For example, VTree Solar trees who have started working with local councils to put charging trees in urban areas for people to use to charge their device.
What is clear is that the demand from consumer for accessing power is becoming more intense. Airplanes, cars trains and some busses now have to provide power sources available to their passengers.
This is especially troublesome for the aviation industry who are constantly battling with the need to reduce the weight of their aircrafts and having the power plugs in each seat only goes against this.
There is light at the end of the tunnel
All IoT devices must have power to deliver their promise of a more connected world. But this vision is currently being held back by the lack of flexibility and innovation in power solutions.
We need a solution to meet demand that is both innovative, cost effective and enables us to live the wireless dream. Solar power is a starting point, but the power levels are not strong enough to meet demands of most devices.
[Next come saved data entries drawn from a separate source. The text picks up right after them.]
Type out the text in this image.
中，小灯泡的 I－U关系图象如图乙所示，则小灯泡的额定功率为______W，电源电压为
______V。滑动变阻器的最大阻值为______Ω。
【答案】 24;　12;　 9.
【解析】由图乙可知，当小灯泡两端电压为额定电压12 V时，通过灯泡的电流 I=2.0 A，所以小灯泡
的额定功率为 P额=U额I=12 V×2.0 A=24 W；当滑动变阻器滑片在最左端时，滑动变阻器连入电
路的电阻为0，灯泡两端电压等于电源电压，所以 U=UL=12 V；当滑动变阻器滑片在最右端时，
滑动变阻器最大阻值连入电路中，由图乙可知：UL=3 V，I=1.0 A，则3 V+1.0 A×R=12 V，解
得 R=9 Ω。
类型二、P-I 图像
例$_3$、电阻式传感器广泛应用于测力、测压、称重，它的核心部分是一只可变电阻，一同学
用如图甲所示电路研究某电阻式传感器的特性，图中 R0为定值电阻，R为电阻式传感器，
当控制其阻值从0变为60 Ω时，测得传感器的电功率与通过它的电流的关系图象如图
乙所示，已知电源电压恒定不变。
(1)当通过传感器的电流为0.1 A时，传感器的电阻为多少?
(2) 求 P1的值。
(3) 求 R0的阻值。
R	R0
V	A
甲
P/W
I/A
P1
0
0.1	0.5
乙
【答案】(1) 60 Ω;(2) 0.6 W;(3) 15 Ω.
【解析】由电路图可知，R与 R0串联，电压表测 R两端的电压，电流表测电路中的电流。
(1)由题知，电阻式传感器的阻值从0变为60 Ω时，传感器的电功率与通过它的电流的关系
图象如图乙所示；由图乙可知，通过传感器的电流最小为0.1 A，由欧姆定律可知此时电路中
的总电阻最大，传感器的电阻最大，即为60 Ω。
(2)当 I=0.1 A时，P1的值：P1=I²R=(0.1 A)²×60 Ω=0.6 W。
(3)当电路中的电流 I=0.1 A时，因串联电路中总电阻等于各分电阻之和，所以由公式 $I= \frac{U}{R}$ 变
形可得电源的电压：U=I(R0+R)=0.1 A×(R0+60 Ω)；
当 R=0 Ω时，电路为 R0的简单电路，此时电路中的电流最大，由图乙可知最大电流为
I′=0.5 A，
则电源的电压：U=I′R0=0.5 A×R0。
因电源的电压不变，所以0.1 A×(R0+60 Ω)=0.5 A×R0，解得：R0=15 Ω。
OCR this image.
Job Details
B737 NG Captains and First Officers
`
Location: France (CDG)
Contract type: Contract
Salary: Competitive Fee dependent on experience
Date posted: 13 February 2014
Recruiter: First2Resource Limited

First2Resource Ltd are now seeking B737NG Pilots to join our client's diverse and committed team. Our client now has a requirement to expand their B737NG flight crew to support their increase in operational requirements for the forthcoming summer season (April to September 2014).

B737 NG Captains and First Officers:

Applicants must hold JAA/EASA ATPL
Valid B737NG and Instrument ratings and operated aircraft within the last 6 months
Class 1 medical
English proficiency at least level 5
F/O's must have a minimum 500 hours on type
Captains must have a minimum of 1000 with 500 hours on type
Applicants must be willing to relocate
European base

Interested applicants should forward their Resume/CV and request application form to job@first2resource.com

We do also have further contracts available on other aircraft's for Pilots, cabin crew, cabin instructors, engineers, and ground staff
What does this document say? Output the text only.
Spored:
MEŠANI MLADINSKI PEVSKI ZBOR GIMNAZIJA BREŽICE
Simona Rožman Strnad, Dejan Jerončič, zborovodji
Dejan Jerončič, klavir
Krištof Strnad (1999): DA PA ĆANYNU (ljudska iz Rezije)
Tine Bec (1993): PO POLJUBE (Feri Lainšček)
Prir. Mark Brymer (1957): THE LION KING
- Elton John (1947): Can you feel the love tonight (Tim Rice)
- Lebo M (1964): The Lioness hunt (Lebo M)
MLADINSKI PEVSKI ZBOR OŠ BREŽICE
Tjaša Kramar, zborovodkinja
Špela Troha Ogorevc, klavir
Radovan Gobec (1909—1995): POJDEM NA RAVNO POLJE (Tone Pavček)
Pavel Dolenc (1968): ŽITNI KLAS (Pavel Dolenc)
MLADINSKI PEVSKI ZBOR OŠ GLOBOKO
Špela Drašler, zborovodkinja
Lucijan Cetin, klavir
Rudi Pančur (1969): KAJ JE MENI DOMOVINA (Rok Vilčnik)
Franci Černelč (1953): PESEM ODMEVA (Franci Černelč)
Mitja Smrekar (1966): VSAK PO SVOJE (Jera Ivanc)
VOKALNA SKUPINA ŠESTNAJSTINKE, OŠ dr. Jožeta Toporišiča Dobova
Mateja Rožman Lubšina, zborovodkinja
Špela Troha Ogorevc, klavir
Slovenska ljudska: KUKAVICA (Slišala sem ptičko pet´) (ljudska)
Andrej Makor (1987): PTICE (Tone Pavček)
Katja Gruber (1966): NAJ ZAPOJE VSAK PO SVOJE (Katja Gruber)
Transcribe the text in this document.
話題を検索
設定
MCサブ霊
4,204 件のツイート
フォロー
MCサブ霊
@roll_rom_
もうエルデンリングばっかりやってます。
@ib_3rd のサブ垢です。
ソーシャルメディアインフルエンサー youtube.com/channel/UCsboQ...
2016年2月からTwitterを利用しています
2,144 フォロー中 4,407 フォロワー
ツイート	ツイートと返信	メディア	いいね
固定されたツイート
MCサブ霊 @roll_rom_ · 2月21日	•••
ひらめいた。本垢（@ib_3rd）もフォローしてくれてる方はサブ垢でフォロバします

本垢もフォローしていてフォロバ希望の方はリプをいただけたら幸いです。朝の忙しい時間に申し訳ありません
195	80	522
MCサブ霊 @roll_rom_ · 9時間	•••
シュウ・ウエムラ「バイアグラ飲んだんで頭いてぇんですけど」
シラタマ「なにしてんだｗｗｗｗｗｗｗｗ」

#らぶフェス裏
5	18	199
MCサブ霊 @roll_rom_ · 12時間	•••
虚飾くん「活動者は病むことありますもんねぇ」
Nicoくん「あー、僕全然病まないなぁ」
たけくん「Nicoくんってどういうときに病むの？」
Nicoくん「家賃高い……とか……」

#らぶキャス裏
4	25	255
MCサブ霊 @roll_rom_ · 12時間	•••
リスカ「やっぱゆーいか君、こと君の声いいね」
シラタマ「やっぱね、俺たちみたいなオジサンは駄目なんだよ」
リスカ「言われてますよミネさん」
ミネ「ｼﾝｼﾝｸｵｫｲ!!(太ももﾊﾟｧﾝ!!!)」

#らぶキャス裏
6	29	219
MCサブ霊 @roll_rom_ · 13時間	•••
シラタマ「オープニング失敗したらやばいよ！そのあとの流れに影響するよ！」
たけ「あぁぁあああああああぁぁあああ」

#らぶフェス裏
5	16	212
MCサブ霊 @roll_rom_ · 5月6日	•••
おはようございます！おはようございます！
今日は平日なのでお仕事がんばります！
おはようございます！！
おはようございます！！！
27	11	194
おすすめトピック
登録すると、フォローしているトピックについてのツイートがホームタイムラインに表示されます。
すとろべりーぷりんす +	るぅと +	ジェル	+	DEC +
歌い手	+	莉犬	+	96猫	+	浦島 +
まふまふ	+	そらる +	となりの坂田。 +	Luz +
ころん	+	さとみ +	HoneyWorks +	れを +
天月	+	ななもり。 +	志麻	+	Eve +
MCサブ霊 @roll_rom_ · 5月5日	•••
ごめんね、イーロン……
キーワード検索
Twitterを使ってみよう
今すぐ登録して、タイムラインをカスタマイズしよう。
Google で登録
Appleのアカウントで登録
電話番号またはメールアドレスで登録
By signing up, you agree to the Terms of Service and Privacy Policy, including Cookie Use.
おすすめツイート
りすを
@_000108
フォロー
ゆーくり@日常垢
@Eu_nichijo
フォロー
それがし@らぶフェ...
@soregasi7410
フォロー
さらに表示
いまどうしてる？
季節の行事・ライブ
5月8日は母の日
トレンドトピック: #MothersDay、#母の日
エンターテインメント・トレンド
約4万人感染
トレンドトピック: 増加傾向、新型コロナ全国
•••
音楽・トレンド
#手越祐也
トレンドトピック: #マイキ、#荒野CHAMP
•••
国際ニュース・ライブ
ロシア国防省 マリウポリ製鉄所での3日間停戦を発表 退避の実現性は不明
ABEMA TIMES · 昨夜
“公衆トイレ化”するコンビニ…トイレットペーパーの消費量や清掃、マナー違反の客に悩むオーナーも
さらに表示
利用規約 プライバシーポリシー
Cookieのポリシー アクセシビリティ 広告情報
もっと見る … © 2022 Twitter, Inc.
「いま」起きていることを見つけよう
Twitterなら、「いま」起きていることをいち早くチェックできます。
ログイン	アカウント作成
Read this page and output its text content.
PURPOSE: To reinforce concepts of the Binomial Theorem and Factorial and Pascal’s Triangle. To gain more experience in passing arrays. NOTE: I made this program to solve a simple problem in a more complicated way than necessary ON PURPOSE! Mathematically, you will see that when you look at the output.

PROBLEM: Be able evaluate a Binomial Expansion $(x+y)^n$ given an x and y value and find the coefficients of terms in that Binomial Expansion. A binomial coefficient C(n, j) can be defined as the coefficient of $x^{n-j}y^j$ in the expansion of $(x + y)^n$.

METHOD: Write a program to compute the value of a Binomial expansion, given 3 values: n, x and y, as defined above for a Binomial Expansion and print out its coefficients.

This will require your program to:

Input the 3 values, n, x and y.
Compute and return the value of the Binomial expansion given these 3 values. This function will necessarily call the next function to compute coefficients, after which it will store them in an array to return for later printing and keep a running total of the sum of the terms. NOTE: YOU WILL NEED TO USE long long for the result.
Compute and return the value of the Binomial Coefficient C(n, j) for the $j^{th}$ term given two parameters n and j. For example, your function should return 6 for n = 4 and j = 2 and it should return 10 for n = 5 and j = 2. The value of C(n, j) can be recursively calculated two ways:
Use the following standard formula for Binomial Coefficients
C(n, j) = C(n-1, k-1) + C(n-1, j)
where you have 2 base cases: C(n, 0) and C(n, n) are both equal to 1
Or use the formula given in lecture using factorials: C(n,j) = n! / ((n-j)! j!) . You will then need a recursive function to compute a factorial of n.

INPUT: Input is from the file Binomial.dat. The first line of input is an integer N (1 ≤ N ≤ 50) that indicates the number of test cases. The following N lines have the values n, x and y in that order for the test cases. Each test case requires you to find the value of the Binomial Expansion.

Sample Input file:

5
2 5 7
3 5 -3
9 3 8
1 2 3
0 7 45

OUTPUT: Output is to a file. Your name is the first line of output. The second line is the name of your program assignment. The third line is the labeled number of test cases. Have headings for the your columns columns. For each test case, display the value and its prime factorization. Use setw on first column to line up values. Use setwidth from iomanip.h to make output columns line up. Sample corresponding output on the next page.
But the thinking is right. What if we could harness the power of light to effectivity charge and power or devices? Not only is this very safe but it’s also highly effective. If wi-fi eliminated the data cord, then light can eliminate the power cable and battery
Imagine not needing to constantly be changing the batteries in your electric door /office locks or security cameras and sensors.
This is not a vision of the future or a dream. Through some of the smartest, most innovative minds we have harnessed infra-red light to power our devices. Power can be truly wireless, delivered on demand and remove the need for any more cables.
Now, Infrared light wireless power can be simply plugged into a wall, placed on a shelf or embedded to a light fixture solution. Afterall, we all need lights in a room, right?